How the hell am I going to break her heart and tell her that the girl she’s loved as her other half for more than half of her life is gone?

Before they left, the police left me with instructions on how to collect Marissa’s remains from the coroner. I was told to choose a funeral home, and my mind was completely blown by that point. Her remains? The coroner, funeral homes, services? Hell was my new reality.

After the police left I sat in silence as my boss did everything he could to help me stay calm. On the outside I think that I looked reasonably composed. Inside, I was a mess of epic proportions. My entire world had been sucked into a sinkhole that went straight down to hell and I didn’t know what to do.

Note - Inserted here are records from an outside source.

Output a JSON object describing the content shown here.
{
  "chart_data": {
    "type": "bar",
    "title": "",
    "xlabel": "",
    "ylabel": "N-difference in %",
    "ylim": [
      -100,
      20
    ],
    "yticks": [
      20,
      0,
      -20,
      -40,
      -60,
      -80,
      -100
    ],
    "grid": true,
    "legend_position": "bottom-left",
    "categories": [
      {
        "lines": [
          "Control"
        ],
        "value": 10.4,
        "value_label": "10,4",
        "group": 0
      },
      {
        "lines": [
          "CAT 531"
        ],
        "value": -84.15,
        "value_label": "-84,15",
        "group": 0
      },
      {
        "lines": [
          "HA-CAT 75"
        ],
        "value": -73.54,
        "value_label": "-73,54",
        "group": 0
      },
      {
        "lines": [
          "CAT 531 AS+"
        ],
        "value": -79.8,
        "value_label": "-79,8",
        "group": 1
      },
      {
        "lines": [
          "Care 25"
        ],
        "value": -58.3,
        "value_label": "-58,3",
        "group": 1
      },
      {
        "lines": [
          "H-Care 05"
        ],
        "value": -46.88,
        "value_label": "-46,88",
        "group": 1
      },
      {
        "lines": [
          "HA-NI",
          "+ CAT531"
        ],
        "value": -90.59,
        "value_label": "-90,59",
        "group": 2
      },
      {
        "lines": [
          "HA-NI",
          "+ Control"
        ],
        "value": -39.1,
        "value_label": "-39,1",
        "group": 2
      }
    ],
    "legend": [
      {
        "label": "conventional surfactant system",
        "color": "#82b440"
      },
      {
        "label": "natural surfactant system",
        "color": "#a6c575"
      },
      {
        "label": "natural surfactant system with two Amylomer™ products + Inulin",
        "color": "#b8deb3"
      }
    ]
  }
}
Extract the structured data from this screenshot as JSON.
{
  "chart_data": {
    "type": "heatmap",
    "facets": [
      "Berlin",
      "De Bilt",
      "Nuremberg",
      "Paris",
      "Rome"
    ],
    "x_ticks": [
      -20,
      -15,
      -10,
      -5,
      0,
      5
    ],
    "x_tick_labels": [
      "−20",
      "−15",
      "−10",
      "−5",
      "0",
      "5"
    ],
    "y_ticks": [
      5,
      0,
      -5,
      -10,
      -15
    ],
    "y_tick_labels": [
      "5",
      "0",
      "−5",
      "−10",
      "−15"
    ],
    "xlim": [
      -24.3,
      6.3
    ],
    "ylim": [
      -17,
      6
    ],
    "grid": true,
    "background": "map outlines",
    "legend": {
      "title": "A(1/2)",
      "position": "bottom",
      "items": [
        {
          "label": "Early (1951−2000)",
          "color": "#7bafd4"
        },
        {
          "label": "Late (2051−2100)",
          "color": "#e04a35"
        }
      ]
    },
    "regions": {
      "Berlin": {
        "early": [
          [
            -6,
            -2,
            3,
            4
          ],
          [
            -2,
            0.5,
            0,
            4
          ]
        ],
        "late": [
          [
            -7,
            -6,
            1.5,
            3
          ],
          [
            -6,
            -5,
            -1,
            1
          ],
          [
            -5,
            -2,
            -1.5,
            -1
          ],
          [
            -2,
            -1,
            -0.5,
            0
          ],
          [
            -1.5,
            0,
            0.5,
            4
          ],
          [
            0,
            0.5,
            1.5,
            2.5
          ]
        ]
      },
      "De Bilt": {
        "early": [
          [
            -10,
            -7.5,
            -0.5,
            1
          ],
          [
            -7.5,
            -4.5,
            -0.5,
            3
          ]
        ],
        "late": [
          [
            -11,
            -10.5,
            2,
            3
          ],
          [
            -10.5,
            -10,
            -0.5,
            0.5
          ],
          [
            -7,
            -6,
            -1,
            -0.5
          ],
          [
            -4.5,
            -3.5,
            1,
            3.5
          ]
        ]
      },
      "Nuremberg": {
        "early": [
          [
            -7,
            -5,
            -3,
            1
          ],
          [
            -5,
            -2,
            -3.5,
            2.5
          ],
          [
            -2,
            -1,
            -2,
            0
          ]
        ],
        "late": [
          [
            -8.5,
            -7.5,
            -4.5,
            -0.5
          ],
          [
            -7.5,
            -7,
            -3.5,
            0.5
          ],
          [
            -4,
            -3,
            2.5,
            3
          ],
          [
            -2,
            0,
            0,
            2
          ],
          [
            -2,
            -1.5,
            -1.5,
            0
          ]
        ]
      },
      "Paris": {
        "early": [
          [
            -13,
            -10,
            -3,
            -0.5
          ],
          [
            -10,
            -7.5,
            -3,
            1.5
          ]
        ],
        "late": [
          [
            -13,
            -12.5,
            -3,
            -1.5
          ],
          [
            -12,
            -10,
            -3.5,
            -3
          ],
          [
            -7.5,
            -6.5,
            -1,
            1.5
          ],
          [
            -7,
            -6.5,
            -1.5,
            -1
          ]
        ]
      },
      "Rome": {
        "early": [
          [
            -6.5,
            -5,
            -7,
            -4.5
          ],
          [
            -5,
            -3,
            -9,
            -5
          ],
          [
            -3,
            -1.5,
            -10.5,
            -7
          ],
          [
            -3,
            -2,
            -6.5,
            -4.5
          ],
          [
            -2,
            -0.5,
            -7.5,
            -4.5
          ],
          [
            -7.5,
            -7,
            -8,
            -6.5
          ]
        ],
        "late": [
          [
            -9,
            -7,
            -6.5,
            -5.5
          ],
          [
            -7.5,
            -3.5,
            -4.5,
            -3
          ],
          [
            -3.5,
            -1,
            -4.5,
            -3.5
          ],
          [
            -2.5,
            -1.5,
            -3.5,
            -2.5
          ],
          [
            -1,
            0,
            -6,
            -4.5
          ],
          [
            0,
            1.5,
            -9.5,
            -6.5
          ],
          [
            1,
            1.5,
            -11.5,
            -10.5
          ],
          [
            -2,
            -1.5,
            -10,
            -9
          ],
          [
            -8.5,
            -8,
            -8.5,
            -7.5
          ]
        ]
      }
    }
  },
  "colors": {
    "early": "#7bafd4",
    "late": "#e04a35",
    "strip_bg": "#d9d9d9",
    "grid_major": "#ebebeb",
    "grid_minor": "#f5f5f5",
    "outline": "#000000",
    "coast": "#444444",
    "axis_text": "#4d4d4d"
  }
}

The idea of telling Leah and Dominique was so overwhelming that I was paralyzed with fear. It felt like once I told them that she’s gone it would make it real. Since I was the only person that she loved that knew what she had done, right then it was only real for me. I wished that I could somehow delay the inevitable and keep it that way until I could find a way to breathe without feeling like every breath was a struggle.

Sometime later, it could have been minutes or hours, the front door opened. For just a moment I had hope that maybe it would be her, that maybe everything I’d been told was wrong. Of course it wasn’t her, it was Leah coming to check on her.

Leah took one look at me sitting on the sofa looking like god knows what, then looked over at Rick, saw his expression, and buckled. I jumped and ran for her, catching her before she could hit the ground.

She yelled incoherently for a moment as I held her against me, her breathing so fast that I worried she was going to hyperventilate. Pulling back from my chest she looked up at me, her eyes filled with the hope that, maybe, it wasn’t as bad as she suspected.